Anne couldn’t help grinning at his description. Otis was small and dark and had a knack for knowing when the mares would be most receptive to a stallion. She was lucky to have him, and she knew it.

Philip tugged at her sleeve. “Mom? Can we go see Battle Cry now?”

“Yeah,” James said, grinning excitedly. “Can we?”

Anne smiled at him. She couldn’t have stopped the smile if she tried. And she didn’t want to try.

“Go, go, Anne,” Otis said, shooing her with one hand. “Your mares will be fine. Go see to their new husband.”

With a last wave they were again on the run.

James glanced at the woman next to him with a mixture of admiration, tenderness … and lust. Annie Kitteridge was something, he thought. She’d gone toe to toe with her grandmother, and that had taken quite a bit of courage. Truthfully, he wouldn’t want to face down Lettice. Then Anne had been ready to take the van driver apart for his mistake, and in the next breath was genuinely concerned for the well-being of her mares. Now she was ready to handle the arrival of a prized and very touchy stallion.

He noted her face was flushed, her jaw set with determination, yet that look only made her seem young and vulnerable, just as he remembered her from that summer long ago. His heart twisted. She moved with a grace a dancer would envy, and her light scent, like clover on a dewy morning, spun enticingly through his senses. She challenged a man to break through the steel and find the softly petaled rose underneath.

“All these horses,” he said breathlessly as they jogged between the fenced pastures. “And we’re running like Carl Lewis on the five hundred.”

“I prefer Flo-Jo,” Anne said. She laughed. “I’d say Battle Cry is pretty free of quirks, wouldn’t you?”

“And loving the idea of retirement,” he added, grinning at her.

She blushed and glanced at her son. James realized it might not have been a good remark to make in front of Philip, but the boy was already pulling ahead of them, his attention obviously on getting to the barn first. James liked the boy. Philip had the same look of determination as his mother, combined with a child’s excitement. He knew exactly how the boy felt.

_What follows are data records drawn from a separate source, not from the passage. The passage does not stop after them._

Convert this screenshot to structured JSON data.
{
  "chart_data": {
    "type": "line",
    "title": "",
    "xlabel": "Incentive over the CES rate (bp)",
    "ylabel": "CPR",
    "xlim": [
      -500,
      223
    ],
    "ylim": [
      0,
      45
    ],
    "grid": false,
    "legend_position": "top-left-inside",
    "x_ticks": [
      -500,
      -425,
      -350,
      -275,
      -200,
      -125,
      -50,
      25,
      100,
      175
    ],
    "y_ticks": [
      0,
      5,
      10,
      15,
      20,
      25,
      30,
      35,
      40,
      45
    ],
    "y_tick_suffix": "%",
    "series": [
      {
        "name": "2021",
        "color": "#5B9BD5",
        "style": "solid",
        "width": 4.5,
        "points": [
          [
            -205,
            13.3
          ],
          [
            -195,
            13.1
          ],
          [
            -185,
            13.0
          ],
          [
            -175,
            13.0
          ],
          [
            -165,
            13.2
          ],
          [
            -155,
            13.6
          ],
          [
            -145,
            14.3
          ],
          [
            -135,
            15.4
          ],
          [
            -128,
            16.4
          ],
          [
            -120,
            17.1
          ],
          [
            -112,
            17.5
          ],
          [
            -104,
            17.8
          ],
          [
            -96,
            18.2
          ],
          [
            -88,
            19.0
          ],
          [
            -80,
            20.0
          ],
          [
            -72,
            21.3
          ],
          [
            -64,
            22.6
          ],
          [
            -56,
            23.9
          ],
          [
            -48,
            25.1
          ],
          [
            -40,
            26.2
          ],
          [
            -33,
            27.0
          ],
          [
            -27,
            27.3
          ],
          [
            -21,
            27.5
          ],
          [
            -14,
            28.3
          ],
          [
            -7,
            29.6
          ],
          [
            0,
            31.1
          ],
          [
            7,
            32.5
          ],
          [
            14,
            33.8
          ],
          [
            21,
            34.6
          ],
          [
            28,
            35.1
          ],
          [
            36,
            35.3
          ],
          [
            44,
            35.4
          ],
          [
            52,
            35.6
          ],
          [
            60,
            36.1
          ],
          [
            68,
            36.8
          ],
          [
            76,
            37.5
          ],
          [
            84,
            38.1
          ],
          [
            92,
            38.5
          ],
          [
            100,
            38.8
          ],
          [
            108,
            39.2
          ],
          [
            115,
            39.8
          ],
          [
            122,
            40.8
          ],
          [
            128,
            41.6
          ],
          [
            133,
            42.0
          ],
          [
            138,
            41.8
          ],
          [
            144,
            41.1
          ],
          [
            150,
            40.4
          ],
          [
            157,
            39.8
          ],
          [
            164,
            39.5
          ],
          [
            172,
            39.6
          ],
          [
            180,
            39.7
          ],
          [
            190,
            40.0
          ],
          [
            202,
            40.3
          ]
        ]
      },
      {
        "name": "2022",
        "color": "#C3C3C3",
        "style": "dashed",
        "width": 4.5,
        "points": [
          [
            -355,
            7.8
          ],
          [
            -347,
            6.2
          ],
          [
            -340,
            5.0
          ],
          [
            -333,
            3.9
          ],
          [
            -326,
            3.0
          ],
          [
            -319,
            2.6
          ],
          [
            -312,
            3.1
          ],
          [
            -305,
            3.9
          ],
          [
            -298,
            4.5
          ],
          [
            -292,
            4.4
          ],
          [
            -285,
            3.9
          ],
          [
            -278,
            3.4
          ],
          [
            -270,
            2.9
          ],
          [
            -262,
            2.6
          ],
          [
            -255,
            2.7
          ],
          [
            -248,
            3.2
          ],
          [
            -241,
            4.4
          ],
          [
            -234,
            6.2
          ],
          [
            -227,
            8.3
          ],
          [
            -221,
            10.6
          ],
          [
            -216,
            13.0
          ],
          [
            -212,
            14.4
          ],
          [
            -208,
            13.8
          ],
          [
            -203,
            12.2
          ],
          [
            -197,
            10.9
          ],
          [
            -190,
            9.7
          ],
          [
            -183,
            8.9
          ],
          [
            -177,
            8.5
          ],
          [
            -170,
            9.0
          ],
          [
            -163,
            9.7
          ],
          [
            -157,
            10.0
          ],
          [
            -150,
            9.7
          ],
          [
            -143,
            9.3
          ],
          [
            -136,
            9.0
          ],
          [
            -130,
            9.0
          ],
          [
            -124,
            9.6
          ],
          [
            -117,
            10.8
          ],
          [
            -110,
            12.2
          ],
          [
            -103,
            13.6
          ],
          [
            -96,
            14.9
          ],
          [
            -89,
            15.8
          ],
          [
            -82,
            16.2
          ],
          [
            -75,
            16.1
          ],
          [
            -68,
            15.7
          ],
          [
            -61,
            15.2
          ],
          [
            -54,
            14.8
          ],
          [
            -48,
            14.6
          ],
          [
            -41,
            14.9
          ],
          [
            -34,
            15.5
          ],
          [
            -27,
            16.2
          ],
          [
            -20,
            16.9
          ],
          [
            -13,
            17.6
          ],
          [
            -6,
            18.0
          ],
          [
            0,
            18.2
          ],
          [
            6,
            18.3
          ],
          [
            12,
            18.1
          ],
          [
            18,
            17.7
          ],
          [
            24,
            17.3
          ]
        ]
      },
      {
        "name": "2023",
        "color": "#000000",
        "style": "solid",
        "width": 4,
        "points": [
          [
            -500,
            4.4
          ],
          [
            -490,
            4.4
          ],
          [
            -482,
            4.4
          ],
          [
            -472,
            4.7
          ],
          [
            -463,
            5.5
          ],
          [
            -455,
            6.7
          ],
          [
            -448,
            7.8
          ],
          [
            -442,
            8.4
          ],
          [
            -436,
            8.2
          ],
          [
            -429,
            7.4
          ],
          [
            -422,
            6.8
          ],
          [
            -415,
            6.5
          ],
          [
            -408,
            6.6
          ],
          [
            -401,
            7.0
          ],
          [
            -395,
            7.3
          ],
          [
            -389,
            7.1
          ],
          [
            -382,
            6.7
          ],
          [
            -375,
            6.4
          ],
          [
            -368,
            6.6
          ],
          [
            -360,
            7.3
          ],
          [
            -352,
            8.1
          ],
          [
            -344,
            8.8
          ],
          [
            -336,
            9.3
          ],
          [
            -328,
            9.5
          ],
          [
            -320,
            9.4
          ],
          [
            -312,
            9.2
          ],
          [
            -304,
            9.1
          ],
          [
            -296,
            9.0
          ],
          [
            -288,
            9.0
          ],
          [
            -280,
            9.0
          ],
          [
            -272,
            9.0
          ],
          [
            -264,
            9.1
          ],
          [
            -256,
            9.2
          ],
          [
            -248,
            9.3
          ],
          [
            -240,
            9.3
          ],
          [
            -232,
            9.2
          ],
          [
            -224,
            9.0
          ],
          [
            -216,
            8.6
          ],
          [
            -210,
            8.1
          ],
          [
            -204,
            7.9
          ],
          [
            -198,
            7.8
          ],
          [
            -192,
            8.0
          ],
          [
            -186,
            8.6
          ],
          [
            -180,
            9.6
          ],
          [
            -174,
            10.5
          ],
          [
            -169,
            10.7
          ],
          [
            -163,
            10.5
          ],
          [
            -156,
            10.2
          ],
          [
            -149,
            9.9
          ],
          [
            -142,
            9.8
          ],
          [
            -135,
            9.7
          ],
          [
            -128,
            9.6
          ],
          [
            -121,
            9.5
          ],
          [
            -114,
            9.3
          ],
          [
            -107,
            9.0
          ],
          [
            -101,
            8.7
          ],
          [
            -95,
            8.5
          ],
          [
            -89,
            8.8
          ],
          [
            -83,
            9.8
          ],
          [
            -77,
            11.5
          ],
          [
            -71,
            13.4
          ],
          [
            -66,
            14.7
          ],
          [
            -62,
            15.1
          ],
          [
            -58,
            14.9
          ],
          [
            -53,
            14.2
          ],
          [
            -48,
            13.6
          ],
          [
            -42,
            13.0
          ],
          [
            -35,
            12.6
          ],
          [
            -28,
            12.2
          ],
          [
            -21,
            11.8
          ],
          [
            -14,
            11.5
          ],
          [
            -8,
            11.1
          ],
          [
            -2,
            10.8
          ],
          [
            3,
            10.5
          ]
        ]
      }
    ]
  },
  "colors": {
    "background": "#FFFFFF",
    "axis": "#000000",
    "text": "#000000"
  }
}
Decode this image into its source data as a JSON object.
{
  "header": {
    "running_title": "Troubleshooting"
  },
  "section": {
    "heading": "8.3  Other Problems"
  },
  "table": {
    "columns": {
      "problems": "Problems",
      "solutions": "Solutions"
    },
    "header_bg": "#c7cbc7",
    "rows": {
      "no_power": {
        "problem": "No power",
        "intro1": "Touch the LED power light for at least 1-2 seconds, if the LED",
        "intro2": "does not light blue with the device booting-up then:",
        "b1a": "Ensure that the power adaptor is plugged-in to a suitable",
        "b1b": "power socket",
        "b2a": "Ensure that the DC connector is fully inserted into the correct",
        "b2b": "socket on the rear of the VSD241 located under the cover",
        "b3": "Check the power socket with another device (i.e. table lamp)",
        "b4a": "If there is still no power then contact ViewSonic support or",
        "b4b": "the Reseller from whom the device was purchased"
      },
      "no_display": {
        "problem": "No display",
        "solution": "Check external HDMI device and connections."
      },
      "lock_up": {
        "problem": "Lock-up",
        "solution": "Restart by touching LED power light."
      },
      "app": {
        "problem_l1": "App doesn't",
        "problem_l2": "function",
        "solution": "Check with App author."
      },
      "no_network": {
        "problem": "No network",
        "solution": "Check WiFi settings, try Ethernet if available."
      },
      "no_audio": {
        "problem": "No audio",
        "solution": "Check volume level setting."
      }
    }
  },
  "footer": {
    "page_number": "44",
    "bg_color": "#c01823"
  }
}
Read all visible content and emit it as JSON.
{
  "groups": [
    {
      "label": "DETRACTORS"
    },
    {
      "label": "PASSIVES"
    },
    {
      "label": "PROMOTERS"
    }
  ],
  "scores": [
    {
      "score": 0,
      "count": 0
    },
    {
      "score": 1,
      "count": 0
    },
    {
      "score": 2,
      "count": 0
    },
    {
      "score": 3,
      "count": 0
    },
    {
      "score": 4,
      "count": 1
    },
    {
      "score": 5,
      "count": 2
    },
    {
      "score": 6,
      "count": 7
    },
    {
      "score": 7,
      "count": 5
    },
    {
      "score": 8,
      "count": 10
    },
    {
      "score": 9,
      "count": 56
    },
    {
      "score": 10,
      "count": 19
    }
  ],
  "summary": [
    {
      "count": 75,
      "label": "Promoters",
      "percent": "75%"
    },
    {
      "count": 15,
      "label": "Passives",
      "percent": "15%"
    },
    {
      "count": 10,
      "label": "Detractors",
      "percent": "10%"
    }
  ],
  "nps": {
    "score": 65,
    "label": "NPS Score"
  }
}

They arrived at the stallion barn just in time to see the back of the van opened and the ramp being laid out. Inside the dim interior a robe-covered horse was still prancing restlessly, but not frantic enough to burst its restraints.

“I heard,” were the first words from Anne’s head stallion groom, Curtis.

Anne nodded to the tall young man. James had missed Curtis on his first visit to the farm. As he was introduced, he decided the man was a little too tall and too young for his liking. Also, he gazed at Anne with a proprietary look that James didn’t care for. Even knowing he had no claim on her, James was bothered by Curtis more than he cared to admit.

“When he calms enough to back him out of the van,” Anne said briskly to Curtis, “put him into one of the paddocks. He can run the rest of his excitement off there.”

“Right.”

Curtis was a man of few words, James observed.

The first thing out of the transport van was not Battle Cry, but a small gray-haired man who immediately turned on the hapless driver and his assistant.

“You nearly sent my boy to the glue factory!” he shouted, not at all sounding like their coworker. “What the hell happened back there?”

The two men nearly fell all over themselves trying to explain about misreading the map. The gray-haired man glowered ominously, then snorted. “If there’s any damage to my boy, I’ll see everyone here sues your company for giving us two of the biggest dummies the good Lord created!”